My bare foot pressed harder on the accelerator.
The needle rose to 12km/h as small beads of sweat trickled down already receding temples.
With no sign of an over taking lane ahead, the three cars awarded the days misfortune of being stuck behind us had no option but to wait.
Two young co-pilots sitting adjacent, thought this would be a good time to use our 1994 Mitsubishi Canter’s ‘hyper-thrust’ and keenly pointed to a fictional button used for brief moments of adventure in the past. It was good thinking, but always saved for moments with no other traffic around !
My wife calmly suggested we use the hazard lights to tell the drivers behind us…. that we were a hazard.

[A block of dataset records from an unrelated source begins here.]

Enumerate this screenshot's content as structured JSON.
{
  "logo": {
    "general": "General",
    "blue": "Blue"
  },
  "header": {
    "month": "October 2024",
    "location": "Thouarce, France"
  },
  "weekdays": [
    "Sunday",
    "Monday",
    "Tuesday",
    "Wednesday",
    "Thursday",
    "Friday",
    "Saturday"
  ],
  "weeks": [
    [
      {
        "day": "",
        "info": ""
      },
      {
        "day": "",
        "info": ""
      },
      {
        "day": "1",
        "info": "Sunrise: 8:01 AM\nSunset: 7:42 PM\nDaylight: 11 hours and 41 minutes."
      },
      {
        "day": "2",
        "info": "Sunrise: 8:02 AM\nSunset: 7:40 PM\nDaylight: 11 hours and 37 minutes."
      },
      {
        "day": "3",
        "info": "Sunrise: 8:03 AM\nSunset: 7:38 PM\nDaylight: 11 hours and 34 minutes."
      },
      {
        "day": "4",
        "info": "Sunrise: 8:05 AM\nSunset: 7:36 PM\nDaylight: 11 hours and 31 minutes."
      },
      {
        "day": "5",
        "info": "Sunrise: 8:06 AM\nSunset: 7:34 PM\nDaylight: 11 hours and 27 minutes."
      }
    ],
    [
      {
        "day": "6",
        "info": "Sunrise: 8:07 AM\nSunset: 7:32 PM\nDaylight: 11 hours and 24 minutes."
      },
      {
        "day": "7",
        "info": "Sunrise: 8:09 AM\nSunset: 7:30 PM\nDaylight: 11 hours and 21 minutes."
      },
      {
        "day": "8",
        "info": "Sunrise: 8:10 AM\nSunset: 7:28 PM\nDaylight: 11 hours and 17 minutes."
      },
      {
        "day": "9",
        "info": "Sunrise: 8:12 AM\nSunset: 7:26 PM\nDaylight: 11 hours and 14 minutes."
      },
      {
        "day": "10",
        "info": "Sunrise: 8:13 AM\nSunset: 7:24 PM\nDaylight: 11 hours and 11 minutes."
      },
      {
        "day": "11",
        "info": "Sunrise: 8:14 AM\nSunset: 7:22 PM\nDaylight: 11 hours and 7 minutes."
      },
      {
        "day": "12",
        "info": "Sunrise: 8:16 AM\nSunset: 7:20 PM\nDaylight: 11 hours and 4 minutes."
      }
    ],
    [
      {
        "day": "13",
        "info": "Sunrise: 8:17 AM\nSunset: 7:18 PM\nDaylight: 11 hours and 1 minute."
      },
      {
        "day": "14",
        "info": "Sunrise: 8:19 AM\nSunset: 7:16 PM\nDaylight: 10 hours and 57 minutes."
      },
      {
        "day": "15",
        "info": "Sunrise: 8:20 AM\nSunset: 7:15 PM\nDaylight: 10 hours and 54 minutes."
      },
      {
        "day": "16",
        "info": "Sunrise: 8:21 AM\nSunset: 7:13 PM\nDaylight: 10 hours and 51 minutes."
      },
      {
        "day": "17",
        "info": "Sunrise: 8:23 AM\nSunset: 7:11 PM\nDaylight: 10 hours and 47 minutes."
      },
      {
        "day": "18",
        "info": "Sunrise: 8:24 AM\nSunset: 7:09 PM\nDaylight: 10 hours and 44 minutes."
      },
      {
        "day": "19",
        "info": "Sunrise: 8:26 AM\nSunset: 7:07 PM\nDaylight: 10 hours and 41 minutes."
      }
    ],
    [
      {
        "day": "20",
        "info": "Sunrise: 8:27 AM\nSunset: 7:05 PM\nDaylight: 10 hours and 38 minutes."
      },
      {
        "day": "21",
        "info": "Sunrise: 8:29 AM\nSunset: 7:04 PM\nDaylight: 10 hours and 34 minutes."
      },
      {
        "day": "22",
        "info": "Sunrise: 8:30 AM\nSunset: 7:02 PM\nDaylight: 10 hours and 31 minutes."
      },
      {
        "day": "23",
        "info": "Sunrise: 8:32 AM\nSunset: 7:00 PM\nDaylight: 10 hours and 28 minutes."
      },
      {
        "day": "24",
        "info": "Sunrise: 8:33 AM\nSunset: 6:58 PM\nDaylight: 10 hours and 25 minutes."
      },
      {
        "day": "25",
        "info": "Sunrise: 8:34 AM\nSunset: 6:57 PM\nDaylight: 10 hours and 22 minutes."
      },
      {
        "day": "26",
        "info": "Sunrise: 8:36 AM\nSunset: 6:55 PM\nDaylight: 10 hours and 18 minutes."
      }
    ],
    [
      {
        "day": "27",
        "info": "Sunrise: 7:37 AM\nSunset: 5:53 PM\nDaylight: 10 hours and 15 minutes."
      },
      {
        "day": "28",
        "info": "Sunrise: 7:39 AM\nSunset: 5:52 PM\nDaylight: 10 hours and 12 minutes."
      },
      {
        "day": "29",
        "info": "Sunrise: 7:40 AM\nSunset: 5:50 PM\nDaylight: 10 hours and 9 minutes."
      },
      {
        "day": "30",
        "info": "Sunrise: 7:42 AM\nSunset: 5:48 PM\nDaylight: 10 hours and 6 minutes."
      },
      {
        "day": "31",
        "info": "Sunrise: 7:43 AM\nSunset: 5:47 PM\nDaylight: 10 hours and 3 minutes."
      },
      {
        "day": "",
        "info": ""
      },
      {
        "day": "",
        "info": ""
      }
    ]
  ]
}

It seemed a reasonable idea. After all, with the camper red-lining, I felt like I was red- lining too. Why not introduce a bit of flashing orange just to add a change.
Under calm conditions, hazard light activation comes naturally. But with the motor screaming in my ears, the first button I pressed, only succeeded in activating the water jets for the windscreen wipers. The next kicked in the exhaust brakes, momentarily slowing down our ascent further.
It seemed pointless. Stuck in first gear, and being the leader of a now long line of slow-coaches, we all just had to wait.
Names like ‘road lice’ and ‘camping maggot’ reverberated around my head until eventually, a message sent from a higher being appeared around the second to last corner.
It read. – “Lookout 300m”.
It was the sort of silence that speaks volumes. Not one vehicle acknowledged the risk taken in perching an eight metre motorhome and trailer on the side of a narrow picnic area, whilst they sped past.
Not, that it mattered for long. Soon, our attention turned to the stunning views out over the East Cape’s Anaura bay.
Down at the campsite, columns of sunlight penetrated through an old pohutukawa tree where a lone tyre hung from one of its many branches. This was supposedly the playground, though looking beyond the fringe of flowering rata trees lining the coast, it was apparent the swing would have to wait. Like a magnet the golden sand and calm sea drew us all closer as we parked up for the first night of a week long stop.
I needed to get my courage up for the drive out.